Tony Award-winner Brian Stokes Mitchell of Ragtime, Man of La Mancha, and Kiss Me, Kate fame is no stranger to the Kennedy Center stage and, given the strength of his voice, it’s easy to see why he’s invited back time and time again. He’s appeared in many a concert with the National Symphony Orchestra and those of us who have followed his Broadway and concert career for years can likely guess his set list even before he even steps foot onto the stage because he has so many signature tunes.
Certainly, we would hear the accomplished baritone take on tunes like “The Impossible Dream” from Man of La Mancha, “The Wheels of a Dream” from Ragtime, and at least one or two numbers from Rodgers and Hammerstein’s classics like Carousel and Pacific. We did hear those – and he was in fabulous voice. Yet, those that ventured out to Foggy Bottom this Mother’s Day were in for a particularly special treat even if they’ve seen Stokes – as he is largely known – multiple times in concert.
The esteemed Choral Arts Society of Washington and the Washington Performing Arts Society managed to present a concert of musical theatre showstoppers that not only featured Stokes’ remarkable vocals, but also over a hundred other highly accomplished voices that comprise the Choral Arts Society Chorus. The chorus and Stokes each presented several individual selections, all of which were extraordinarily strong. However, when his voice and the choral voices melded together, it was pure magic.
It’s almost impossible to put on a bad concert when the set list includes works by the likes of Stephen Sondheim, Jerome Kern, Richard Rodgers, Oscar Hammerstein, Cole Porter, George and Ira Gershwin, and Jule Styne and Bob Merrill along with contemporary writers for the musical theatre/cabaret worlds like Maury Yeston and John Bucchino, as well as Stephen Flaherty and Lynn Ahrens. However, there were a few things that set this concert apart from all of the others that have featured Broadway music.
First, I have to give credit to the Choral Arts Society Chorus, conducted by Scott Tucker. Largely known for its classical repertoire, they proved their versatility by presenting a very fun medley of Stephen Sondheim hits from Sweeney Todd, A Little Night Music, Follies, and Company. I must admit I was a bit skeptical when I saw the tongue-in-cheek commentary on marriage, “The Little Things You Do Together” (from Company) in the program set list.
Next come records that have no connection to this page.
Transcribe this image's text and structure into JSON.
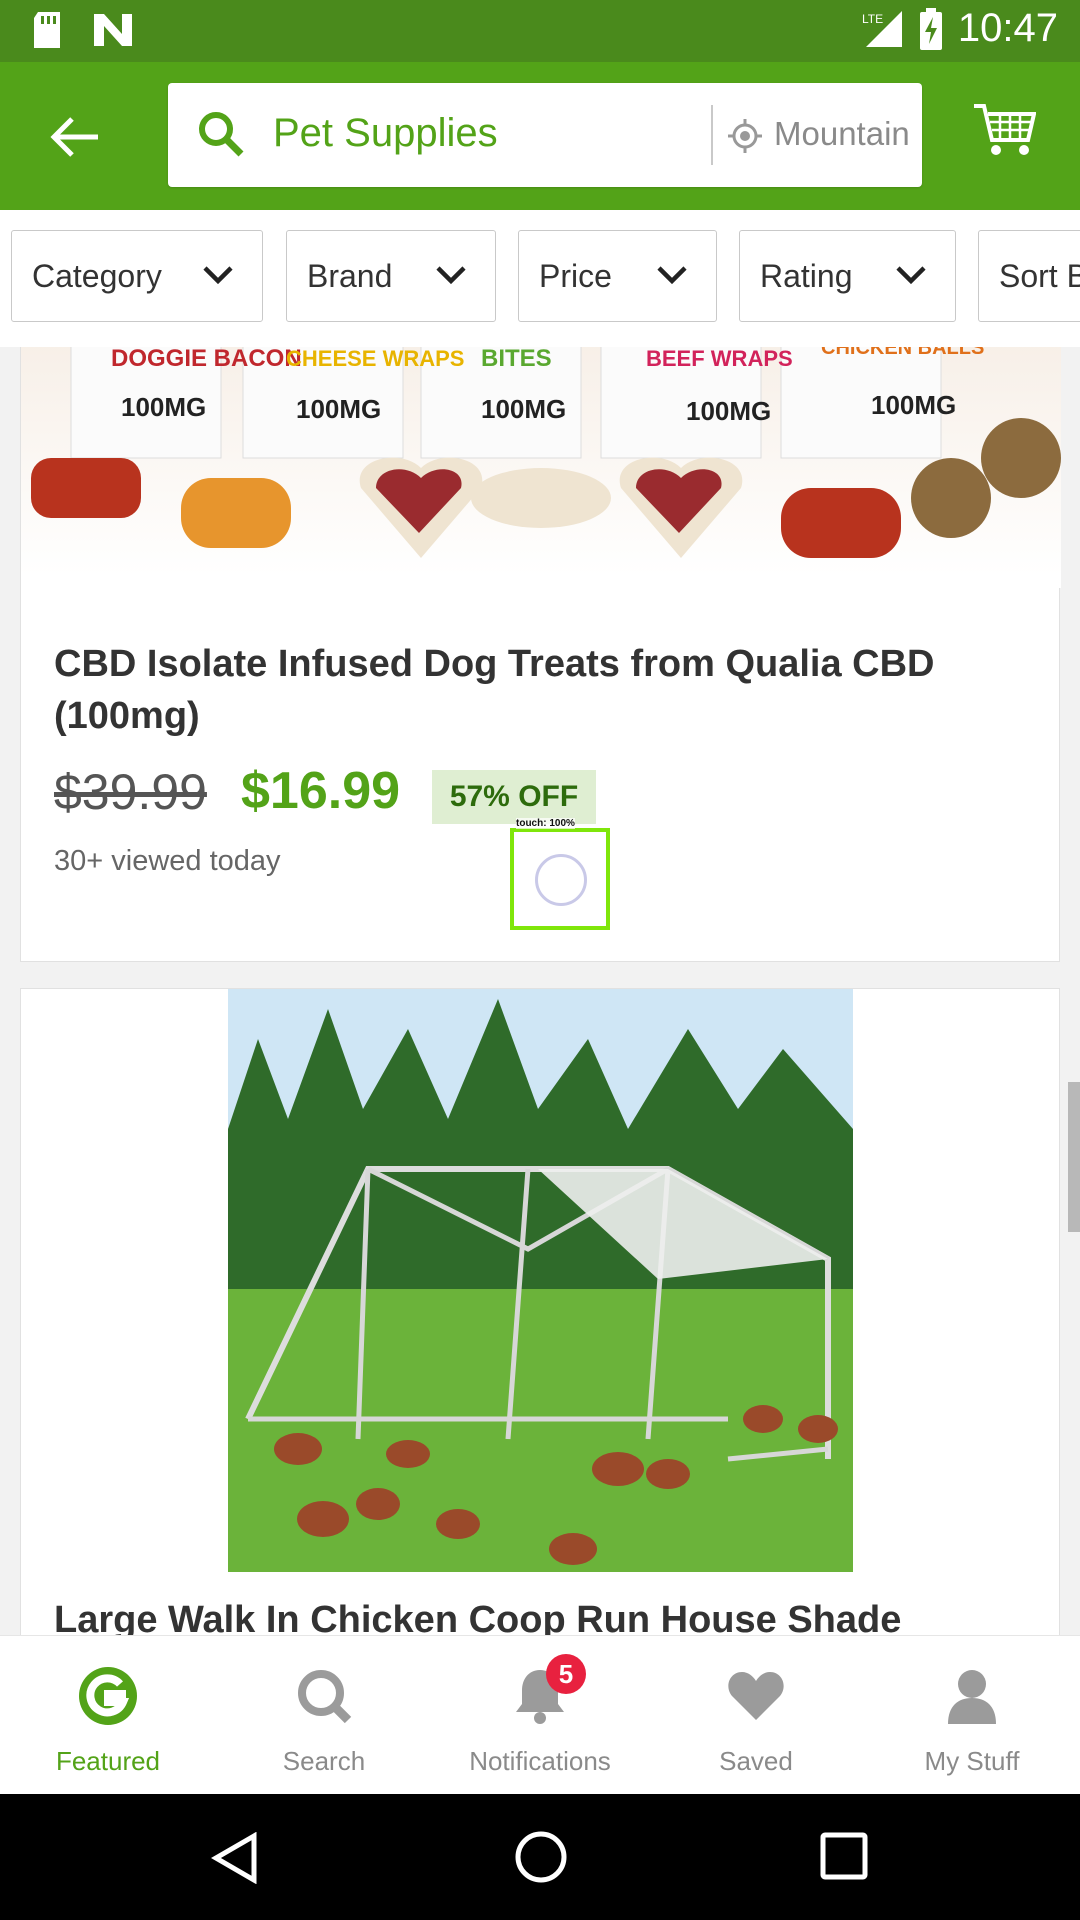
{
  "status_bar": {
    "time": "10:47",
    "network": "LTE",
    "icons": [
      "sd-card-icon",
      "n-logo-icon",
      "signal-icon",
      "battery-charging-icon"
    ]
  },
  "app_bar": {
    "search_query": "Pet Supplies",
    "location": "Mountain",
    "icons": [
      "back-arrow-icon",
      "search-icon",
      "location-icon",
      "cart-icon"
    ]
  },
  "filters": [
    "Category",
    "Brand",
    "Price",
    "Rating",
    "Sort B"
  ],
  "products": [
    {
      "image_labels": [
        "DOGGIE BACON",
        "CHEESE WRAPS",
        "BITES",
        "BEEF WRAPS",
        "CHICKEN BALLS"
      ],
      "image_dose": "100MG",
      "title": "CBD Isolate Infused Dog Treats from Qualia CBD (100mg)",
      "original_price": "$39.99",
      "price": "$16.99",
      "discount": "57% OFF",
      "views": "30+ viewed today"
    },
    {
      "title": "Large Walk In Chicken Coop Run House Shade"
    }
  ],
  "touch_indicator": {
    "label": "touch: 100%"
  },
  "bottom_nav": [
    {
      "label": "Featured",
      "icon": "featured-g-icon",
      "active": true
    },
    {
      "label": "Search",
      "icon": "search-icon",
      "active": false
    },
    {
      "label": "Notifications",
      "icon": "bell-icon",
      "active": false,
      "badge": "5"
    },
    {
      "label": "Saved",
      "icon": "heart-icon",
      "active": false
    },
    {
      "label": "My Stuff",
      "icon": "person-icon",
      "active": false
    }
  ],
  "colors": {
    "brand_green": "#53a318",
    "status_green": "#4a8a1c",
    "badge_red": "#e8213f"
  }
}
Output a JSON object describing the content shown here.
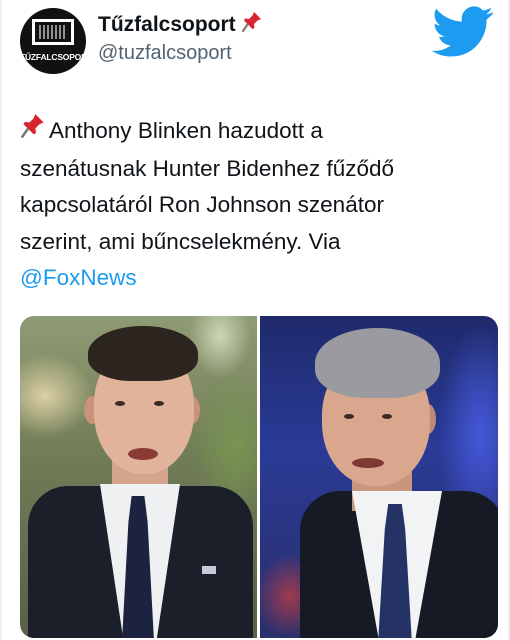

Yet, the group had fun with it ‘show choir-style’ all while displaying stellar vocals. A strong group of instrumentalists on violin, viola, cello, reeds, trumpets, horn, trombone, guitar, bass guitar, synthesizer, piano, and drums made it all the more special.
Second, taking a page from Barbara Cook’s playbook, Stokes stepped back in time to an era where the great Broadway vocalists did not need a microphone to reach the back of a cavernous theatre. His unplugged take on “This Nearly Was Mine” (from South Pacific), which featured Stokes’ longtime accompanist Tedd Firth on piano as well as the other instrumentalists, melted my little musical theatre-loving heart. His impressive technique was matched by perfect emotion. I only wish I could see him take on the role of refined Frenchman Emile de Becque in a full production.
A third highlight comes in the form of something I’ve largely expected from Stokes’ every time I have seen him in concert – a triumphant and technically perfect rendition of the anthem “The Wheels of a Dream.” Yet, this time it was even more impressive with the choral members adding their voices to the mix during the choruses. Magical? Yes it was.
This concert was a one-night-only event at the Kennedy Center on May 12, 2013.